I wished that I could see people for what they were like Edward does. To a point, I know that most people aren't shitty, but the truth was some people really were though. I needed to get better at figuring out the difference.
The heavy past lives conversation breaks once we have dessert. We split a slice of tiramisu, which Edward playfully forks into my upper lip.
"You got something there," he laughs, brushing at his own lip.
I roll my eyes licking off the mess he created.
Another thing about Edward that gave him points is he was an excellent tipper. I caught the bill and what he wrote down for the tip before he turned the receipt over and helped me into my coat.
He even gives my nose a quick peck as he straightens out my collar.
His SUV is parked down the street. We walk in casual conversation with his arm wrapped loosely around me. Once we are near the bookstore next to the parking lot I hear loud arguing, curious I turn my head to seek out the people in a heated conversation.
I see Jazz's hair first, thrown up in a man bun, he's at the side of the building with— Alice. She's grabbing for his hands, clearly crying.
I'm a little thrown and Edward has caught on to what holds my attention since I've stopped walking.
At first, I'm confused as I watch the familiarity pass between them.
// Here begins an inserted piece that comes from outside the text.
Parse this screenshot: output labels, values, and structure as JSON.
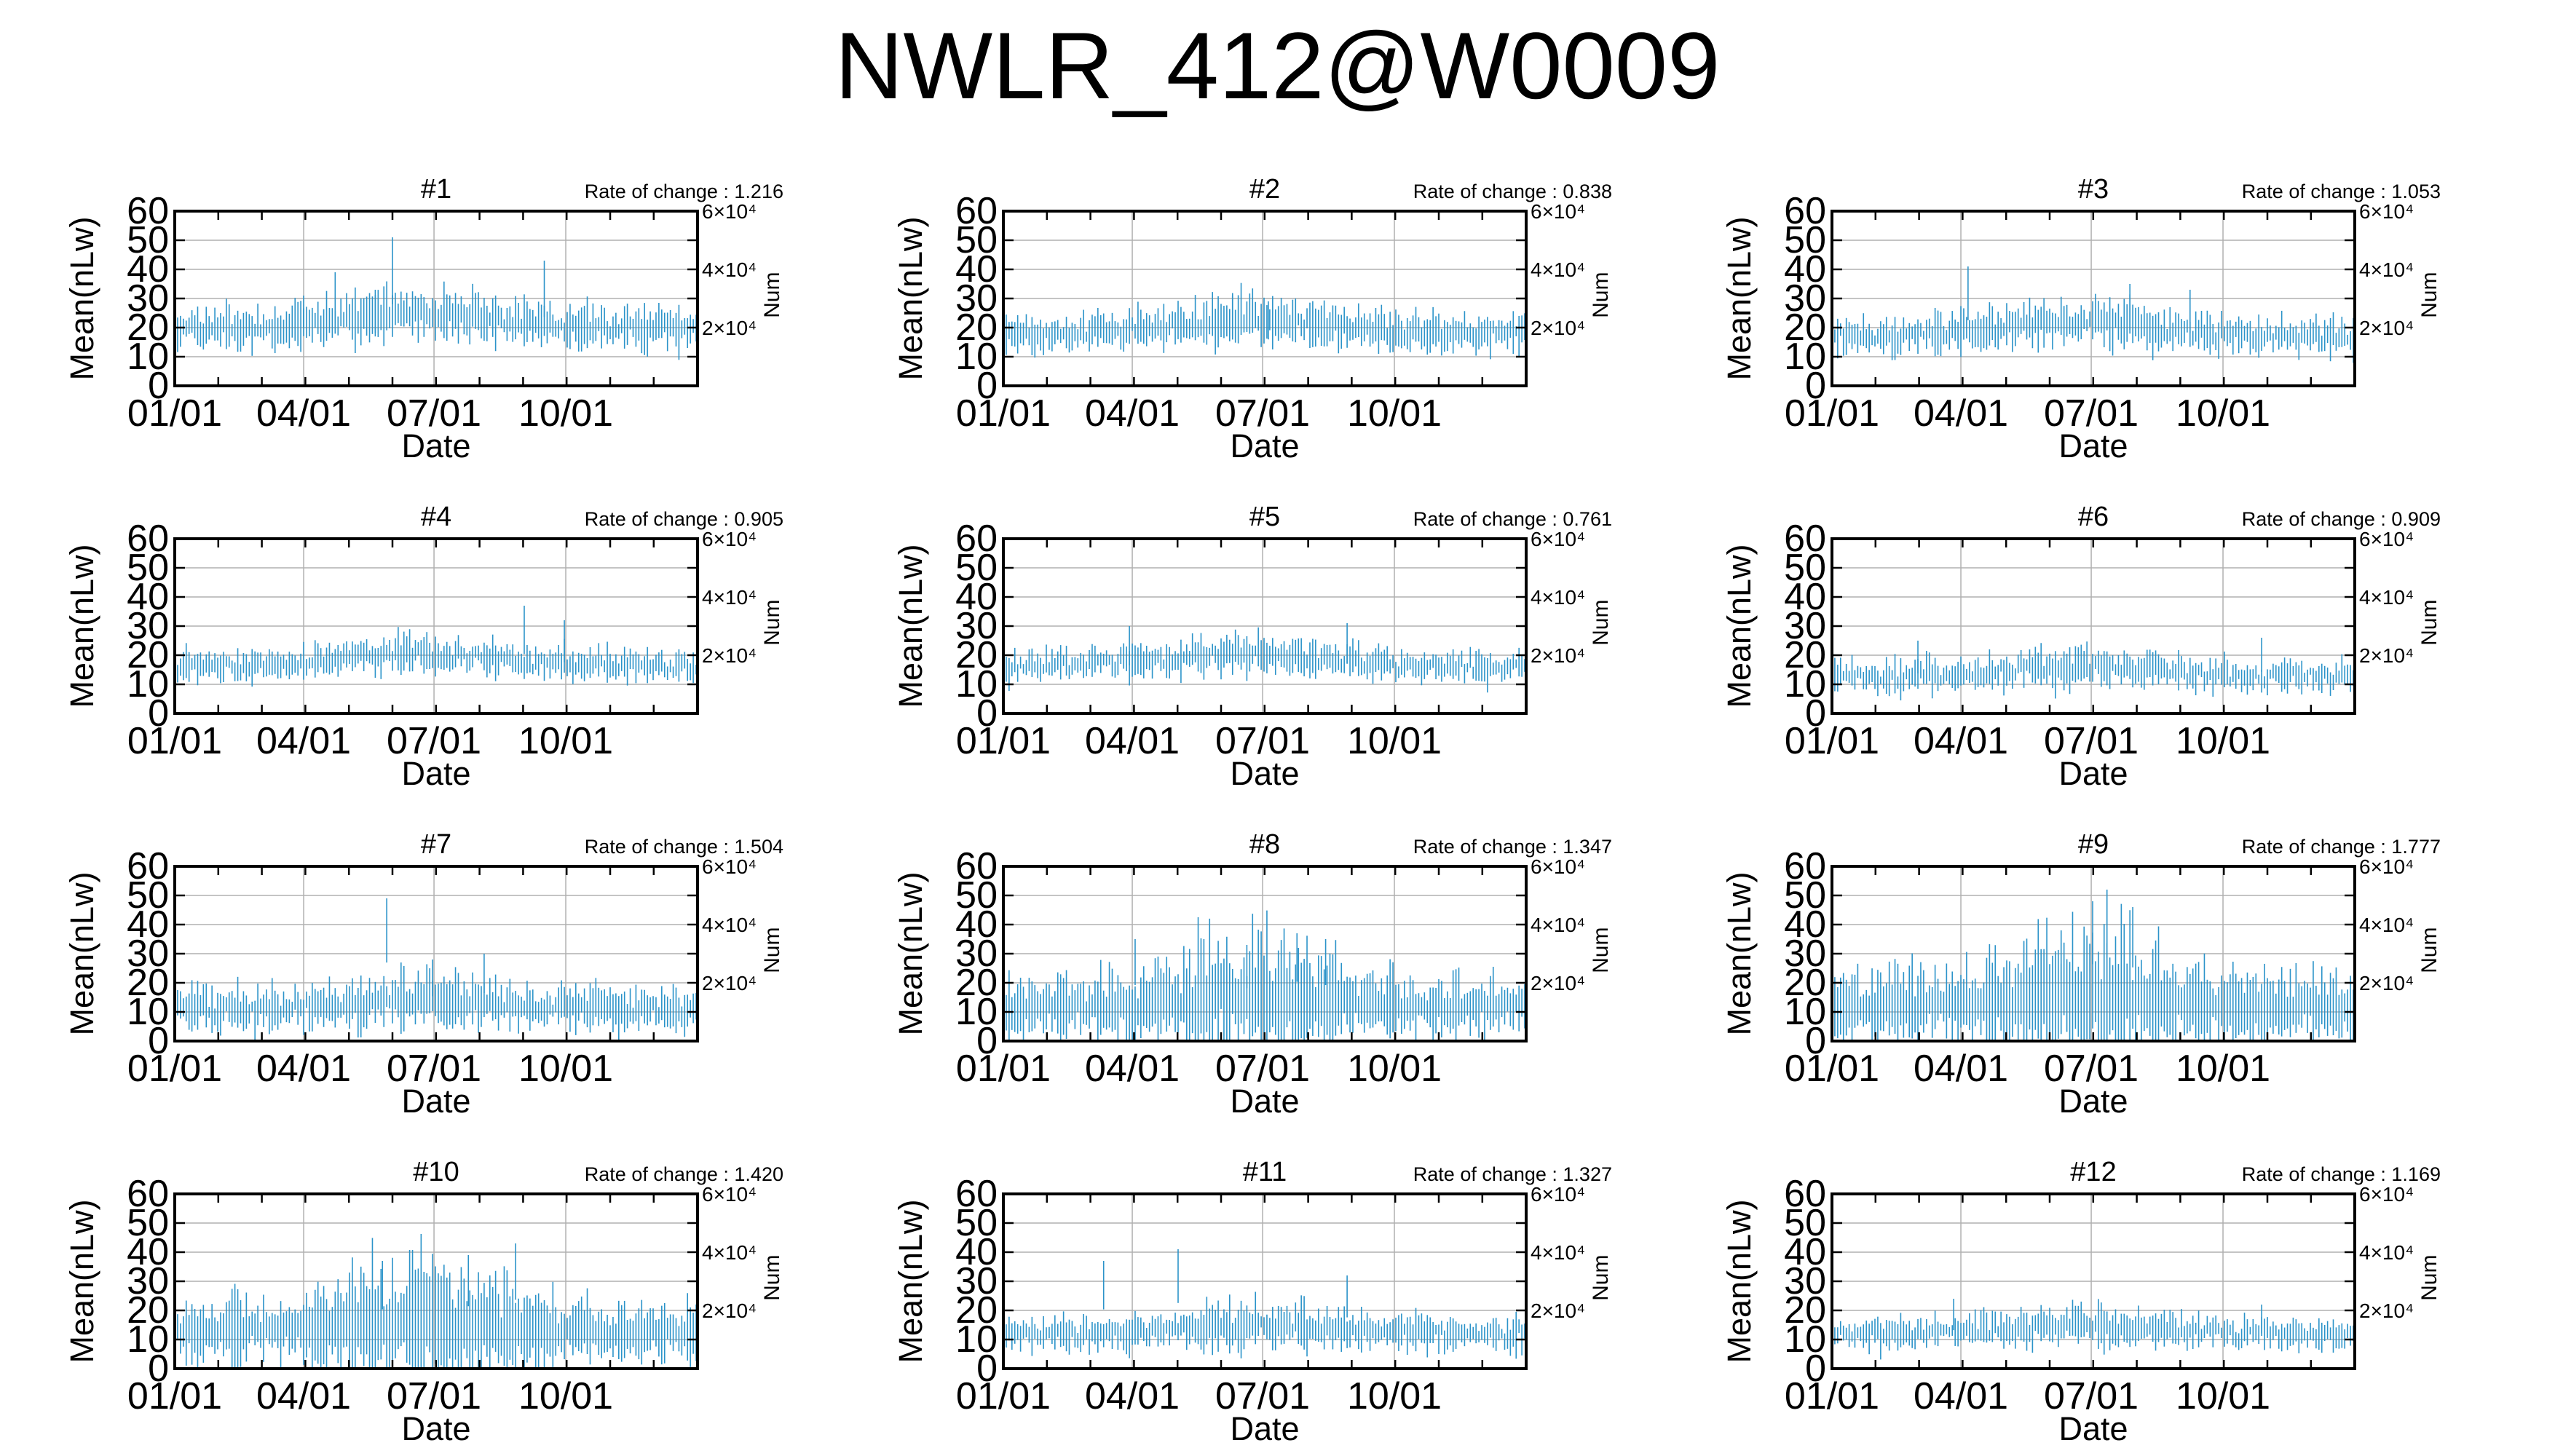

Jazz is trying to keep his space from her, but it is Alice that surprises me with the way she's trying to touch him like they have or have had an intimate relationship.
When Jazz throws his hands up yelling louder, Edward nudges me. "I think we should head to the car," he says gently.
I nod.
For some reason, I feel betrayed, because to my knowledge he had never spoken to Alice before and vice versa. Alice was never one to share her exploits either, but surely if they were seeing each other when we were friends she would have said something.
"Want to talk about it?" Edward asks once we're in the SUV.
"I'm not even sure what there is to talk about," I sigh because it is true.
"Maybe you should start with talking to Jazz," he offers.
I nod.
"You're right, there has to be a reason he was talking to her," I say, not entirely convinced.
"Now let's get you home before your dad decides to never let me take you out again," he says.
I laugh but he's right, if I'm even a minute late Charlie might take it as a sign of disrespect. The flutter in my stomach helps me realize that Edward might just be one of a kind. The kind of someone I need in my life.